Robin gave an overview of the standards in use (my next blog), but it was at the end of the masterclass that Robin highlighted that the days of having one all-encompassing system are gone, they are too expensive and can’t work. Now, it’s about re-using existing systems and developing open systems (using standards).

Before I go further, I’ll give you my definition of (digital) standards; I believe that they’re a set of criteria to ensure consistency, efficacy and efficiency across one and/or different systems. Look out for my next blog, going into more detail on standards.

At this event I heard two people, from two different backgrounds, from two different countries and both with significant experience in health systems talking about standards.

Yes, my mind was tacitly making a meaningful link.

Now I’ve a confession to make, if you’ve read this far and are looking for answers, I’ll apologise just now, what Christopher and Robin have given me are questions, loads of questions. I’m not going to profess to have the answers, but it has highlighted some thoughts that I wanted to share.

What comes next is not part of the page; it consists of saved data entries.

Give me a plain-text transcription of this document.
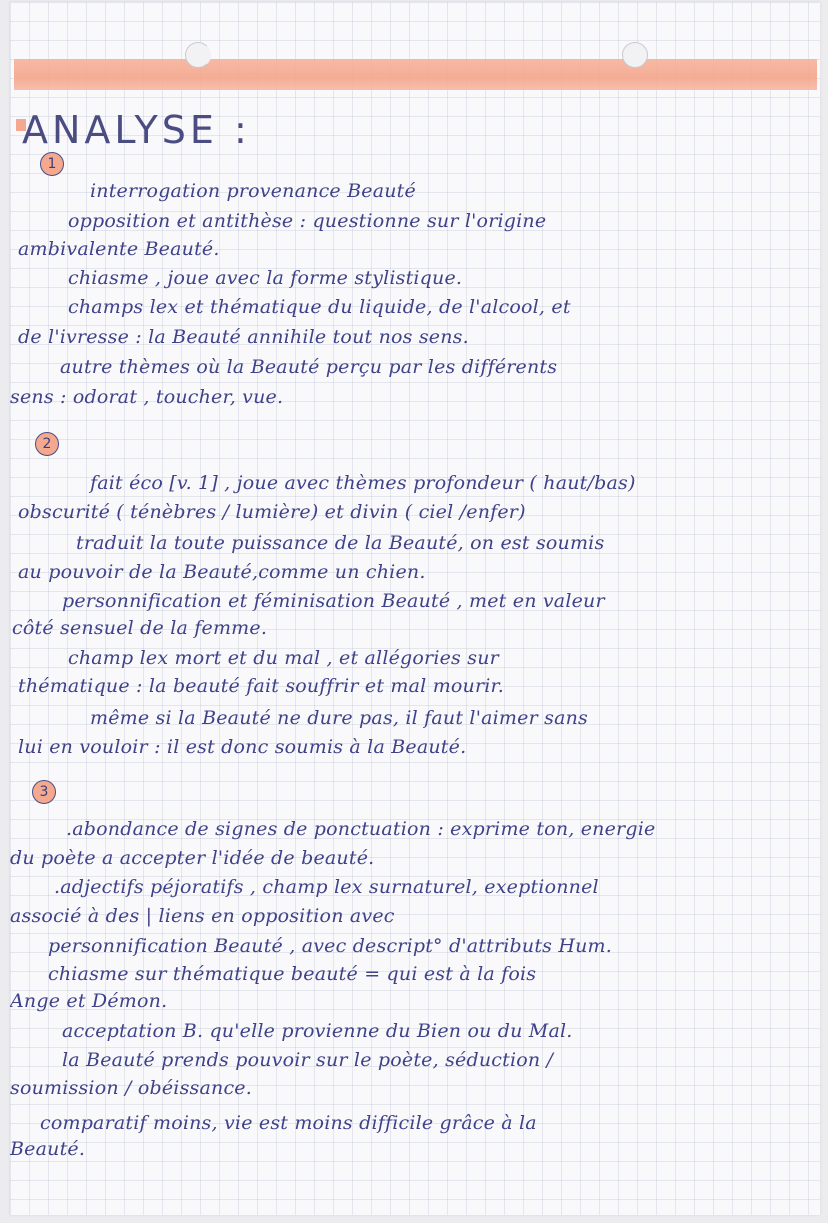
ANALYSE :
1
interrogation provenance Beauté
opposition et antithèse : questionne sur l'origine
ambivalente Beauté.
chiasme , joue avec la forme stylistique.
champs lex et thématique du liquide, de l'alcool, et
de l'ivresse : la Beauté annihile tout nos sens.
autre thèmes où la Beauté perçu par les différents
sens : odorat , toucher, vue.
2
fait éco [v. 1] , joue avec thèmes profondeur ( haut/bas)
obscurité ( ténèbres / lumière) et divin ( ciel /enfer)
traduit la toute puissance de la Beauté, on est soumis
au pouvoir de la Beauté,comme un chien.
personnification et féminisation Beauté , met en valeur
côté sensuel de la femme.
champ lex mort et du mal , et allégories sur
thématique : la beauté fait souffrir et mal mourir.
même si la Beauté ne dure pas, il faut l'aimer sans
lui en vouloir : il est donc soumis à la Beauté.
3
.abondance de signes de ponctuation : exprime ton, energie
du poète a accepter l'idée de beauté.
.adjectifs péjoratifs , champ lex surnaturel, exeptionnel
associé à des | liens en opposition avec
personnification Beauté , avec descript° d'attributs Hum.
chiasme sur thématique beauté = qui est à la fois
Ange et Démon.
acceptation B. qu'elle provienne du Bien ou du Mal.
la Beauté prends pouvoir sur le poète, séduction /
soumission / obéissance.
comparatif moins, vie est moins difficile grâce à la
Beauté.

In the newly launched Digital Health and Care Strategy (this link will take you away from our website) the use of standards cannot be emphasised enough and so the strategic direction is clear; Standards drive efficient and effective services and systems.

If the drive and long-term vision is for Third Sector data and information to be seen, valued and used on an equal weighting within a national health and wellbeing system, then;

  • What standards are already in use in the Third Sector today and how can we maximise their reach and efficacy?
  • What is the Third Sector doing now to ensure we align our digital information systems with other public service standards?
  • What types of skills and experience does the Third Sector need to work with the national and internationally recognised standards in use today?
  • How many Data and/or Information specialists are working in the Third Sector today, and how can we maximise this critical skill set?

These are just a few of the questions I have after this event.

At the ALLIANCE we will look to explore and refine these points further in collaboration with the Third Sector and also link it to our wider work across digital health and care.